Natürlich kann hier nur ansatzweise all das dargestellt werden, das sehens- und erlebenswert ist. Aber vielleicht genügt das auch, denn den Rest muss man vor Ort selbst erfahren. Der Name Köln geht auf die römische Kaiserin Agrippina zurück. Die Gattin und Nichte des Kaisers Claudius wurde im Oppidum Ubiorum, dem benachbarten Dorf der verbündeten Ubier, geboren und ließ »Colonia Claudia Ara Agrippinensium« im Jahre 50 n. Chr. zur Stadt erheben.
Claudius fiel seiner Frau zum Opfer, er stand dem gemeinsamen Sohn Nero im Weg, die Folgen sind bekannt.
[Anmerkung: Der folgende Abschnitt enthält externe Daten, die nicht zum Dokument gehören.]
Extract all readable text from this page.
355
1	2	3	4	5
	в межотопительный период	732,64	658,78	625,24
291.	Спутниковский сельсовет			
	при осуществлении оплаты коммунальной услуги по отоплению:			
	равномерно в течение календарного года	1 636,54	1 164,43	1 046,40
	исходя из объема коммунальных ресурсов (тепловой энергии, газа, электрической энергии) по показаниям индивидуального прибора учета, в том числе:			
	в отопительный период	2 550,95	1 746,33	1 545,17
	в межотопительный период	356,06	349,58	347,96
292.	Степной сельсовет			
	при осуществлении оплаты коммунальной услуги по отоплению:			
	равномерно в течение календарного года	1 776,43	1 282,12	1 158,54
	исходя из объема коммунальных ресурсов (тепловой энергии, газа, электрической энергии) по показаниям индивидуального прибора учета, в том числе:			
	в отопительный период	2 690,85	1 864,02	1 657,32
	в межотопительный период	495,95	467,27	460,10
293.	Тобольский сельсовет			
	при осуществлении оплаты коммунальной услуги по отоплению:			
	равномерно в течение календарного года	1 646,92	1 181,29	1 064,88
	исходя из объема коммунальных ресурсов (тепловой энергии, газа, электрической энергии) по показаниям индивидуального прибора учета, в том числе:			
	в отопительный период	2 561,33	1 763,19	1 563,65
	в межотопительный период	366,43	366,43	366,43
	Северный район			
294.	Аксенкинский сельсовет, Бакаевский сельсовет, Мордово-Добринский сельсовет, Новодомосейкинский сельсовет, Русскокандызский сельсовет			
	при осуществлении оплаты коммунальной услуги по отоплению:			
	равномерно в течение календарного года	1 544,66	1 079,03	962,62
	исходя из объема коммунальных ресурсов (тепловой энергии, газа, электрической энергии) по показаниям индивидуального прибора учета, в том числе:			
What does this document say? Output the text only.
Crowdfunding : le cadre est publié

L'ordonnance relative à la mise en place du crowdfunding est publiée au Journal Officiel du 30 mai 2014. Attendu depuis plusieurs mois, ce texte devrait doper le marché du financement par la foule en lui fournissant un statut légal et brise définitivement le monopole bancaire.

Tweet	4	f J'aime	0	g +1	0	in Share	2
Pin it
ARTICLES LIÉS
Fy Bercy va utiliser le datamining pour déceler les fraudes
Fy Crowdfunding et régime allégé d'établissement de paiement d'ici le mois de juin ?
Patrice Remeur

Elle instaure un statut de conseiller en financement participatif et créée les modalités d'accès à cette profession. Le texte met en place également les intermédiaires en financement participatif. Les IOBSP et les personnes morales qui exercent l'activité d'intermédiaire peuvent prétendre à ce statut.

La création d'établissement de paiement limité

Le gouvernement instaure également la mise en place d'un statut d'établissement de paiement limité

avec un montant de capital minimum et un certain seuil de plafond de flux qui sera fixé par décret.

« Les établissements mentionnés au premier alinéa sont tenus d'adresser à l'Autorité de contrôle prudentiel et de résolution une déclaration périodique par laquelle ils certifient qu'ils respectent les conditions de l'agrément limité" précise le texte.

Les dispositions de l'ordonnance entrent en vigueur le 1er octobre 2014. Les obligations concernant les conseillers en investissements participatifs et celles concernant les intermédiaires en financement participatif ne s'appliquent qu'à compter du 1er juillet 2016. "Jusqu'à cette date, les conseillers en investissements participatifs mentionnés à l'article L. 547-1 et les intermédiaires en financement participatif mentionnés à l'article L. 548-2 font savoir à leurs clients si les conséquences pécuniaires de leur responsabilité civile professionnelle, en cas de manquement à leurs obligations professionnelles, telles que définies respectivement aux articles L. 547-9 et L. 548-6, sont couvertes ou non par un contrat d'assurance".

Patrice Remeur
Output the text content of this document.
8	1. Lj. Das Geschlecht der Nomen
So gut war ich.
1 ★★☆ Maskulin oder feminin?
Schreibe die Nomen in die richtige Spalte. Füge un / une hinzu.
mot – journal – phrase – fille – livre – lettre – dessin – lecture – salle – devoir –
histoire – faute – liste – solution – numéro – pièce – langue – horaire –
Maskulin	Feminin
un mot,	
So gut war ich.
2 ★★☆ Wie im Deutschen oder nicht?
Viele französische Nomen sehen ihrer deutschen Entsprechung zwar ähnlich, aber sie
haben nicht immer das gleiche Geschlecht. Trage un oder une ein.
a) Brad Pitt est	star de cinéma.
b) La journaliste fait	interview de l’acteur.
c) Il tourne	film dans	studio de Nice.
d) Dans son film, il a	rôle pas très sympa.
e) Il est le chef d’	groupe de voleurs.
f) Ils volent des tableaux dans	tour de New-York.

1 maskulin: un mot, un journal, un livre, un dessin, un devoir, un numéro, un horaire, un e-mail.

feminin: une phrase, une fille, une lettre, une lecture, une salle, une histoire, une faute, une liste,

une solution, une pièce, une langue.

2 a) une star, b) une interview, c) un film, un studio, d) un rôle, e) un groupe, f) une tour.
Köln wird zur Hauptstadt Niedergermaniens, wächst und gedeiht und hat im 3. Jahrhundert bereits 20000 Einwohner, wird 260 sogar kaiserliche Residenz.
Konstantin der Große lässt 310 eine Brücke über den Rhein errichten, drei Jahre später ist der erste Bischof in Köln nachweisbar und bald darauf die erste christliche Kirche, deren Reste unter St. Severin liegen. 456 erobern die Franken die Stadt und zerstören sie. Später wird Köln zur Residenz Karl Martells. 758 folgt unter Karl dem Grossen die Erhebung zum Erzbistum. Seit dem 12. Jahrhundert führte Köln als vierte christliche Metropole neben Jerusalem, Byzanz und Rom die Bezeichnung »Sancta« (Heilig) im Stadtnamen.
Rainald von Dassel, Reichskanzler und Kölner Erzbischof, überführt 1164 die Reliquien der Heiligen drei Könige nach Köln. Für sie sollte eine mächtige Kathedrale als Grabeskirche errichtet werden. Die Grundsteinlegung des Kölner Doms findet am 15. August 1248 statt, vollendet wurde er jedoch erst 1880, nachdem die Bauarbeiten Mitte des 16. Jahrhunderts eingestellt worden waren. Die erstarkten Kölner Bürger schlagen 1288 das erzbischöfliche Heer in der Schlacht bei Worringen und vertreiben damit den Erzbischof als weltlichen Herrn aus der Stadt. So ergab sich das Kuriosum, dass die Residenz des Kölner Erzbischofs sich nicht in Köln, sondern letztlich in Bonn befand.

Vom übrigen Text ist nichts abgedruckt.